The Door a le mérite de confronter les croyances occidentales et indiennes sur la mort. Alors que la mort est omniprésente en Inde, les Occidentaux y sont bien mal préparés et l’acceptent beaucoup plus difficilement. C’est ce que montre la scène où Maria décide de finalement faire incinérer son fils afin de pouvoir répandre ses cendres sur les marches du Temple. Des Sâdhus font alors leur apparition. Les Sâdhus sont des hommes saints qui ont renoncé à la société pour entièrement se consacrer à la libération de l’âme. On les reconnaît facilement grâce à leur pagne, leur corps couvert de cendres et leurs cheveux qu’ils ne peuvent ni couper ni laver. En dépit de ces détails intéressants, le film se révèle finalement assez superficiel sur le sujet de l’Inde plutôt utilisée ici comme un fond exotique.  Ainsi, la déesse Myrtu qui cherche à ramener les morts dans son monde n’appartient même pas au folklore indien. Elle a été créée de toutes pièces pour les besoins du film. Librement inspirée des déesses indiennes aux multiples bras comme Kali et des fantômes japonais (Sadako et Kayako), Myrtu est interprété par Javier Botet qui nous avait déjà terrifié dans Rec et dans lequel il jouait la fille Medeiros. C’est toujours un plaisir de le voir nous terrifier !

The Door

En ce qui concerne le film, The door est un film d’horreur assez banal et peu inspiré. Il manque également cruellement d’énergie. Les actions se font attendre et les traditionnels jump scares sont aussi attendus que peu effrayants. Pourtant, le film propose quelques scènes très réussies notamment lorsque Myrtu apparaît. Le fantôme d’Oliver est étonnamment peu présent. Il est trop souvent représenté comme une présence faisant tomber des livres, faisant claquer des portes ou jouant du piano. Le réalisateur utilise ces mêmes éléments pour effrayer alors qu’il aurait été bien plus judicieux comme des vecteurs d’émotion permettant de convoquer le souvenir et le deuil impossible. Et finalement, c’est davantage l’émotion que l’on retiendra du film que l’horreur, ce qui montre bien un vrai problème au niveau de l’orientation donnée au film. Le principal défaut de The Door est son déséquilibre évident. Le film ne parvient jamais à trouver le juste équilibre entre le drame familial et le film d’horreur. Le mélange des deux s’avère au final assez maladroit.

The Door

Concernant le casting, j’ai été agréablement surprise par la performance de Sarah Wayne Callies, vue dans The Walking Dead et ici parfaite en mère rongée par les remords et la culpabilité. Néanmoins, la meilleure performance revient à la jeune mais remarquable Sofia Rosinsky qui interprète Lucy.

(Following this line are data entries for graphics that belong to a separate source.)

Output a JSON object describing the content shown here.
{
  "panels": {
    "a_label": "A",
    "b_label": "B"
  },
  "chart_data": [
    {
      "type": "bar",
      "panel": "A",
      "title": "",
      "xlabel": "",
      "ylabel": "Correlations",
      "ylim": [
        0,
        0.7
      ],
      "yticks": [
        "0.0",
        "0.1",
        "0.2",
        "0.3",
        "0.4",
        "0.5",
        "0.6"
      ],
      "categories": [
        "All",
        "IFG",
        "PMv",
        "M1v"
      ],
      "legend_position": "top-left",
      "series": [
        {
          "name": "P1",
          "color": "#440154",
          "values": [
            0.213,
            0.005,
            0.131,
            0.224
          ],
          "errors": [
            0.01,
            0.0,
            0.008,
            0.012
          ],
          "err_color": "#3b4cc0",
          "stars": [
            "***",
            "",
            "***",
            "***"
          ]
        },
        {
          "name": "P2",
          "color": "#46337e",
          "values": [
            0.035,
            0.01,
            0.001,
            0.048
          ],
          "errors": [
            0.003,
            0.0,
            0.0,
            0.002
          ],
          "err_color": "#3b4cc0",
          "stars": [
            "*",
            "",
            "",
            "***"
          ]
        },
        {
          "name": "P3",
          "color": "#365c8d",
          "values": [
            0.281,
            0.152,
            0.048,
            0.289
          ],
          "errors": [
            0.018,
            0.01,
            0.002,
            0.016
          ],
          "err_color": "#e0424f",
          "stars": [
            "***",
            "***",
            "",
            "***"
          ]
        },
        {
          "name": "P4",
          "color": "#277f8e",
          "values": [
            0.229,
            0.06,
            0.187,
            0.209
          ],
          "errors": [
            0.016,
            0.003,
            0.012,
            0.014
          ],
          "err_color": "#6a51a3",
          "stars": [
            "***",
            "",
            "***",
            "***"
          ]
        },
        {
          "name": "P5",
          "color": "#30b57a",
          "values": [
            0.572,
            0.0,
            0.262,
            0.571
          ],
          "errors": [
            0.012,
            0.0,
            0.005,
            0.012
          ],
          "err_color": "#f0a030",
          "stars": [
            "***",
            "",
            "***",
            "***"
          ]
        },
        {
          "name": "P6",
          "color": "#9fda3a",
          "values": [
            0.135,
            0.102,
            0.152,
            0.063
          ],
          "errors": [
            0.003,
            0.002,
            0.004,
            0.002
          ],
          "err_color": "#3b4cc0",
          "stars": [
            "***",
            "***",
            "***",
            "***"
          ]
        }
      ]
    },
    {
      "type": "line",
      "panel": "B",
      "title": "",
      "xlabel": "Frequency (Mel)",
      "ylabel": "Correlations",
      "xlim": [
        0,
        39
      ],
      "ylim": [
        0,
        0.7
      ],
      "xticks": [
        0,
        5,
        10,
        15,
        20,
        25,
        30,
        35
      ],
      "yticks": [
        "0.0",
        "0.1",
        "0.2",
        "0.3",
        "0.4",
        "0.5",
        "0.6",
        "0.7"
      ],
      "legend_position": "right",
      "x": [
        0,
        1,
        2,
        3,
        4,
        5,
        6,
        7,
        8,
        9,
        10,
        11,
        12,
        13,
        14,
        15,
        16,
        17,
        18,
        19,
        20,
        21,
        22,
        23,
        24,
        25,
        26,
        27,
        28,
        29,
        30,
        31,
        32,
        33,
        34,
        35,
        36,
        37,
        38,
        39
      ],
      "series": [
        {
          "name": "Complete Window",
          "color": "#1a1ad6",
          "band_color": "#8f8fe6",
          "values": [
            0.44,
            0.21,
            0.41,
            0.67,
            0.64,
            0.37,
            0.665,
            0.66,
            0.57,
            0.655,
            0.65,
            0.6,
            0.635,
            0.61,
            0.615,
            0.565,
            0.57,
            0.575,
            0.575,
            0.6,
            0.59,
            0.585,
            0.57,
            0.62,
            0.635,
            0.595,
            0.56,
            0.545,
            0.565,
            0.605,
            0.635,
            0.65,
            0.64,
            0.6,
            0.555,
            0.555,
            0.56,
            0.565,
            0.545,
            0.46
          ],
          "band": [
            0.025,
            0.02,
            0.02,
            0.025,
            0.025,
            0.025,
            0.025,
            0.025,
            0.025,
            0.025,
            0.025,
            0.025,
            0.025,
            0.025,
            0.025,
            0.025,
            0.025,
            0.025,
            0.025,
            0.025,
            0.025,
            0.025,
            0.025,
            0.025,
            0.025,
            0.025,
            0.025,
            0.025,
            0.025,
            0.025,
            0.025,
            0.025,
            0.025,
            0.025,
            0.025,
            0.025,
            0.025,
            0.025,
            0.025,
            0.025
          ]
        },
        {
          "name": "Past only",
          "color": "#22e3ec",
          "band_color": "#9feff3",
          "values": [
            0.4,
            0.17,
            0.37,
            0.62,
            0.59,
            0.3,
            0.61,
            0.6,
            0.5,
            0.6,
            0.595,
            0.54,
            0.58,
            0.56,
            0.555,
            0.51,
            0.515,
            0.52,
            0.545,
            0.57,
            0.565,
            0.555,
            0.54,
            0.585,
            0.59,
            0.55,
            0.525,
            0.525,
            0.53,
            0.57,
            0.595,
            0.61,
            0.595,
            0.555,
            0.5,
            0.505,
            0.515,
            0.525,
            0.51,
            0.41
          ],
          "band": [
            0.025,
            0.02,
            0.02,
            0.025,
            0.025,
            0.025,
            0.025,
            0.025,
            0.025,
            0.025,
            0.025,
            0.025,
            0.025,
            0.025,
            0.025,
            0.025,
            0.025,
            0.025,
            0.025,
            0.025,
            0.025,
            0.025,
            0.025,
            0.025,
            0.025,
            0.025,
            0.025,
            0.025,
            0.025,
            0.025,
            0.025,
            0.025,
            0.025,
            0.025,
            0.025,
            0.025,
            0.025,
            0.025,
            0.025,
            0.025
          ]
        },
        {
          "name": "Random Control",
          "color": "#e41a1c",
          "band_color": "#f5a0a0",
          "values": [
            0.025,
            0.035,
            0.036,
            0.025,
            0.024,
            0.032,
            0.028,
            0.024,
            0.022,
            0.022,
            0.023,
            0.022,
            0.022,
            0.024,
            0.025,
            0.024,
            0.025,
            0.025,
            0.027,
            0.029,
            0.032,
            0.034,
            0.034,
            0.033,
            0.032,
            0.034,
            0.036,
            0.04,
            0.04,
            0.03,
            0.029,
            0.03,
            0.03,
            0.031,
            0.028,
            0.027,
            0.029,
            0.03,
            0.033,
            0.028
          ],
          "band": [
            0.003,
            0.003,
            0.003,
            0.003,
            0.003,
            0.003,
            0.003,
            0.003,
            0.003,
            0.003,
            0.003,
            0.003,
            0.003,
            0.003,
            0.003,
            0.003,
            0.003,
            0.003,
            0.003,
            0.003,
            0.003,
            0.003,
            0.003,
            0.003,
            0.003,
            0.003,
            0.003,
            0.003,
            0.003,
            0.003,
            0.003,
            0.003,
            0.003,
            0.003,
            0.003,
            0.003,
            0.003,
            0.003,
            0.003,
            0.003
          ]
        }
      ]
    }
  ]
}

Enfin, la fin du film est assez bien pensée mais se révèle finalement être assez décevante. En effet, le but de cette dernière scène est sans aucun doute de montrer le monde des morts du point de vue du défunt. Ainsi, il aurait été bien plus judicieux de montrer ce genre de scène au début du film pour deux raisons. Tout d’abord, cela nous aurait permis d’avoir un autre regard sur Oliver, sans aucun doute beaucoup moins négatif. Deuxièmement, cela aurait évité un effet de répétition.